Постепенно Хайдер становится правой рукой фон Беманна. Вместе они сколачивают небольшой, но дружный и работоспособный коллектив. Мне в руки попало несколько писем Хайдера матери, которые проливают немного света на то, как думал и что делал молодой ученый.
Декабрь 1929 года:
Вокруг бушует кризис, но нам все равно. Мы работаем сутки напролет и не показываемся на улицу.

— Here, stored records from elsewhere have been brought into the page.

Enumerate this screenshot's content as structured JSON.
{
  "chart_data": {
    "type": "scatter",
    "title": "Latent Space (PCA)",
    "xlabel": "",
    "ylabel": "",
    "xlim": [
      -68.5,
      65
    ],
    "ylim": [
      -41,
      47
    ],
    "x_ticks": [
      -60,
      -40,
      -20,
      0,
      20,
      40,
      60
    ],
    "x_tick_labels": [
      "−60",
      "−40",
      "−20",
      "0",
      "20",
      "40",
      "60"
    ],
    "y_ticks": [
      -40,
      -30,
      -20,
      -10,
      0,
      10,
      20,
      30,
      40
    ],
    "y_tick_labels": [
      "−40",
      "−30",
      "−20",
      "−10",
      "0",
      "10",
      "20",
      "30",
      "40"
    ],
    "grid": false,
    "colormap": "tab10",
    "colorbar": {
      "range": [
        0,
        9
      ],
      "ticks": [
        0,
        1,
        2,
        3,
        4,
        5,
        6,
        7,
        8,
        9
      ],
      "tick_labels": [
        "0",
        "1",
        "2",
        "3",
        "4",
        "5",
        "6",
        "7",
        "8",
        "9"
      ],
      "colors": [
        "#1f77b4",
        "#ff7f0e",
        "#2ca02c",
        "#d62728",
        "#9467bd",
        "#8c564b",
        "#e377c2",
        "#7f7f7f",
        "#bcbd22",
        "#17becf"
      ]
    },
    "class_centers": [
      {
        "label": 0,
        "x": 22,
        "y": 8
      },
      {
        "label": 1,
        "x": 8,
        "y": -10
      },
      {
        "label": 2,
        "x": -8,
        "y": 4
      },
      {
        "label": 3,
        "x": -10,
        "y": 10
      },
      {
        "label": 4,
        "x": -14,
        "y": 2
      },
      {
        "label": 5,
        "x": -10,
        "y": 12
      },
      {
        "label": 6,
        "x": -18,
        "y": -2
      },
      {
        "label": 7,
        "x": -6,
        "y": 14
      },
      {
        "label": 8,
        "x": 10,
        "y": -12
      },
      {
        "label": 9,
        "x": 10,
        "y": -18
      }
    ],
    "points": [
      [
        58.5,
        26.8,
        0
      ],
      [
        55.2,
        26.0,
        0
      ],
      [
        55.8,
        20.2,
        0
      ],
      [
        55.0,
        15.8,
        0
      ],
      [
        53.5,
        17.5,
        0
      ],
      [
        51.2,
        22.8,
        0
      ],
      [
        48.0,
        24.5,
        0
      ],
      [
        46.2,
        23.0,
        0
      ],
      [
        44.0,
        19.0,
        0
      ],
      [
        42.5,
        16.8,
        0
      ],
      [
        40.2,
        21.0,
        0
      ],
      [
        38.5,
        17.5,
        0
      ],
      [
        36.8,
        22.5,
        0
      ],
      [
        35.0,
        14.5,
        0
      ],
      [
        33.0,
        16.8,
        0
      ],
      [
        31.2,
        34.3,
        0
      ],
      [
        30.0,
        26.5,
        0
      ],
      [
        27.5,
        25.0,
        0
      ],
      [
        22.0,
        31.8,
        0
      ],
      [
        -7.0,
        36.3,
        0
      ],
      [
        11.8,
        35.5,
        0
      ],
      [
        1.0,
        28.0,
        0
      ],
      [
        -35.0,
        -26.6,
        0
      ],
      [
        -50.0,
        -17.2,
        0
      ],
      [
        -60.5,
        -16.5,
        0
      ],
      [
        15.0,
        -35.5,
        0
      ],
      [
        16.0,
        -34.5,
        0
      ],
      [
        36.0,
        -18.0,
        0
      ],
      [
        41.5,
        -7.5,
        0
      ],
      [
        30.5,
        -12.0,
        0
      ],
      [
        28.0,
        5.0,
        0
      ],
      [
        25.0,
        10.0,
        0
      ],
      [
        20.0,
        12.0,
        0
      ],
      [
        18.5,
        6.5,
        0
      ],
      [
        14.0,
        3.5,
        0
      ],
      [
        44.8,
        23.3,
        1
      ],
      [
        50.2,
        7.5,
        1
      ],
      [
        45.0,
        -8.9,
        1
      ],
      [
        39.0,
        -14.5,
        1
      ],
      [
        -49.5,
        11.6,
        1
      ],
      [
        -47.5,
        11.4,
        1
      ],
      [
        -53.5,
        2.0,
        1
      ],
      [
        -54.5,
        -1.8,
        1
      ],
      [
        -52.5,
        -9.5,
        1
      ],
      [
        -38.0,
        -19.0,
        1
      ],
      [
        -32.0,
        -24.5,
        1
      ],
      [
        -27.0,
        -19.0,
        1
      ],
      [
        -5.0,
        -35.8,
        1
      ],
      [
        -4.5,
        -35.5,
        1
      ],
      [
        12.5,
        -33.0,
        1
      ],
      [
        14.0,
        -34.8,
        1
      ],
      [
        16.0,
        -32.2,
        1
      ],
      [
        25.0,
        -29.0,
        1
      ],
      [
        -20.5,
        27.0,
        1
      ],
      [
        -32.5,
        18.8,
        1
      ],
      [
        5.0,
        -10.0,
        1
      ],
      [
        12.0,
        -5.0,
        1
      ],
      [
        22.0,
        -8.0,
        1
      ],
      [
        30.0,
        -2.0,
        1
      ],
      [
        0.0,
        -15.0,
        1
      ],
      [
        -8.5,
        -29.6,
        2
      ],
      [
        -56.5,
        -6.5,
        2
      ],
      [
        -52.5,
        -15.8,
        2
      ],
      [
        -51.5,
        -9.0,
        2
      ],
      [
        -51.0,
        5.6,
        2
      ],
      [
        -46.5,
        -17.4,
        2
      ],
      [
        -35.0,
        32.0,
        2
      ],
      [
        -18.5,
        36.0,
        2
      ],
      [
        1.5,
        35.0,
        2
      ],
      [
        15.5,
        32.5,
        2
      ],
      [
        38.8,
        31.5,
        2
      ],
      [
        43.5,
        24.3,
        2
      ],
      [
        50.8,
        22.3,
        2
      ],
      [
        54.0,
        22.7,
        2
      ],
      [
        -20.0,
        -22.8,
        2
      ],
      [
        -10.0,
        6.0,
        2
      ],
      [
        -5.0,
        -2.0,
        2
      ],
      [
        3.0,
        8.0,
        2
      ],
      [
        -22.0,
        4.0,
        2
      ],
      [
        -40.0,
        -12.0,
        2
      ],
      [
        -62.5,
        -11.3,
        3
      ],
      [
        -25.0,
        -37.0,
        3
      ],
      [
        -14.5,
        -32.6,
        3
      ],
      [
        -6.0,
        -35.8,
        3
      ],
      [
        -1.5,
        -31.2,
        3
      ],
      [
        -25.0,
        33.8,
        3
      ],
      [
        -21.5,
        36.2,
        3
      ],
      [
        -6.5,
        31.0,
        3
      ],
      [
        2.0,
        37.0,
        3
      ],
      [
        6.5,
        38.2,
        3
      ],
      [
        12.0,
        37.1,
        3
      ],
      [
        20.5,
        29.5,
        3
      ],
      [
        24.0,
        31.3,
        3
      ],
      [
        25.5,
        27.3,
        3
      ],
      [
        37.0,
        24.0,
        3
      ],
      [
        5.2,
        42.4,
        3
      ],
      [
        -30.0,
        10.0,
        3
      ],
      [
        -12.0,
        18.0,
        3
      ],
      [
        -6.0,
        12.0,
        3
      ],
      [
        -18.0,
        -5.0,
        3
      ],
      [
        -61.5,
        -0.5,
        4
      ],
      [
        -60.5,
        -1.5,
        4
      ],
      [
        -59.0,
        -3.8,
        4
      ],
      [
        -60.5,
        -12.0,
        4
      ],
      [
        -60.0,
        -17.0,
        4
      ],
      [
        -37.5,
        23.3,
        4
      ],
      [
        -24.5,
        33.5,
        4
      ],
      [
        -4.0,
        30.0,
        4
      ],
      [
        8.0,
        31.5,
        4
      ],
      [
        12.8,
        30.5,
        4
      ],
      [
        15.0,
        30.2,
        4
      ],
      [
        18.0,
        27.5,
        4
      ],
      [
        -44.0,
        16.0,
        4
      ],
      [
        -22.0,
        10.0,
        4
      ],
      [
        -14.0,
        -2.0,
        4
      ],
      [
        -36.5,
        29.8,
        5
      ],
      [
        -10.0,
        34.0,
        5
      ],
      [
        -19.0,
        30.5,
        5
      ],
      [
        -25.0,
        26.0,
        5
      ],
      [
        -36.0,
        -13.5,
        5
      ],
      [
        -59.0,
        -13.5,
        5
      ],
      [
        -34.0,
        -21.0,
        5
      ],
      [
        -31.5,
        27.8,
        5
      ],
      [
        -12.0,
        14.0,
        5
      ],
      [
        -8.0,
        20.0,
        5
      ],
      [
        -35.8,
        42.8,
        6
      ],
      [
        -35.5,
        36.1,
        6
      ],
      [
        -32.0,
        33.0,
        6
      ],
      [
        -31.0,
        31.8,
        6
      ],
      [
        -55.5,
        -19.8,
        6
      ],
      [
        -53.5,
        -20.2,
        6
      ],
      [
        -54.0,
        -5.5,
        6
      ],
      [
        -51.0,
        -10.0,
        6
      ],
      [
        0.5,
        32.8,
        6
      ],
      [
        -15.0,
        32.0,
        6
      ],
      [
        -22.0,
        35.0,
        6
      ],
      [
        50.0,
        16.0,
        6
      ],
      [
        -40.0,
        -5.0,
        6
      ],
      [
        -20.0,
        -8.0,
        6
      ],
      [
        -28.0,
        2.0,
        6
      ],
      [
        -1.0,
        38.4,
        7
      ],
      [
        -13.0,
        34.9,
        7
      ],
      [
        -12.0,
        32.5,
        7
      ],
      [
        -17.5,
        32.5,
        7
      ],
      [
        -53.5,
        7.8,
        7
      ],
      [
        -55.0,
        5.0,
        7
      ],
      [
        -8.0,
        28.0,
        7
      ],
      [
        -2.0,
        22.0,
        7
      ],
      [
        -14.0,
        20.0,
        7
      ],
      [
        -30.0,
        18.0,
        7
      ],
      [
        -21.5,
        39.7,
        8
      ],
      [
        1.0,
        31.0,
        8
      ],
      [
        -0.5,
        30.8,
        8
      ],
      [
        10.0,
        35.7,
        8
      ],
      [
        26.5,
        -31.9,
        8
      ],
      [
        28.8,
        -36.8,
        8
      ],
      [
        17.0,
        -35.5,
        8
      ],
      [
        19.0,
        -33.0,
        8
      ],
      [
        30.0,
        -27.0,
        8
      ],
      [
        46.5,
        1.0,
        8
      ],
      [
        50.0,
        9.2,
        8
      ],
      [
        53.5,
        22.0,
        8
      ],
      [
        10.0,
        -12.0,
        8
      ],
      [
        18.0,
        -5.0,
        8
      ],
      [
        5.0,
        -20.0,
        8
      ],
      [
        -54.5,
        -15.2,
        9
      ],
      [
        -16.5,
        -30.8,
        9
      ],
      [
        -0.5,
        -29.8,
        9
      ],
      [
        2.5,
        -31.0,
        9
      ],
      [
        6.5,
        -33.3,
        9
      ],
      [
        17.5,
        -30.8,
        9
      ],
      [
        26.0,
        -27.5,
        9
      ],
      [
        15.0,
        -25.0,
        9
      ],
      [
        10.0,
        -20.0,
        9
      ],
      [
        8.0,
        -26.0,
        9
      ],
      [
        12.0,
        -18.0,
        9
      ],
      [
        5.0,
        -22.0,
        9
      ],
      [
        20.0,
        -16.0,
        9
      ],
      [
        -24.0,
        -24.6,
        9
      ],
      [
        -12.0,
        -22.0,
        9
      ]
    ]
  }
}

За последние три дня я спал часов пять в общей сложности. Но не беспокойся за меня — я чувствую себя превосходно. Мы стоим на пороге великого открытия, которое способно перевернуть наши представления о мире и человеке и осчастливить весь человеческий род. Каждый хочет приблизить этот момент, мы засыпаем прямо на рабочих местах и просыпаемся через час, чтобы продолжить нашу работу.
Январь 1931 года:
Я стал главой нашей лаборатории. Не скажу, что очень рад этому, поскольку связано мое повышение с весьма неприятными обстоятельствами — мой покровитель попал в психиатрическую клинику. Это из-за невероятного напряжения, в котором мы находимся последние два года. Мы не можем найти себе места — ведь знали, что его здоровье уже подорвано, и все же не сумели заставить его беречь себя. Впрочем, какая жуткая насмешка судьбы — человек, столько лет выступавший за убийство душевнобольных, сам оказался среди тех, кого так яростно преследовал. Надеюсь, что он поправится и этот опыт заставит его пересмотреть свои взгляды. Ведь наша наука должна заниматься не убийствами, а исцелением людей. Исцелением их тел и душ. А если исцеление тела невозможно — она должна взять на себя смелость изготовить новое тело. Я знаю, тебе не нравится эта идея, поскольку мы дерзко берем на себя роль Творца. Но если наши замыслы противны Всевышнему, он найдет способ им помешать.
Июнь 1931 года:
Хороших новостей у меня, искренне говоря, немного. Кризис бушует вовсю, нам резко сократили финансирование, из-за этого мы не можем завершить свою работу. Кроме того, как ты знаешь, я вступил в НСДАП, и теперь руководство университета смотрит на меня весьма косо. Они не понимают и не желают видеть, что их разлюбезные либералы загнали страну в такой кризис, из которого неизвестно как выбираться.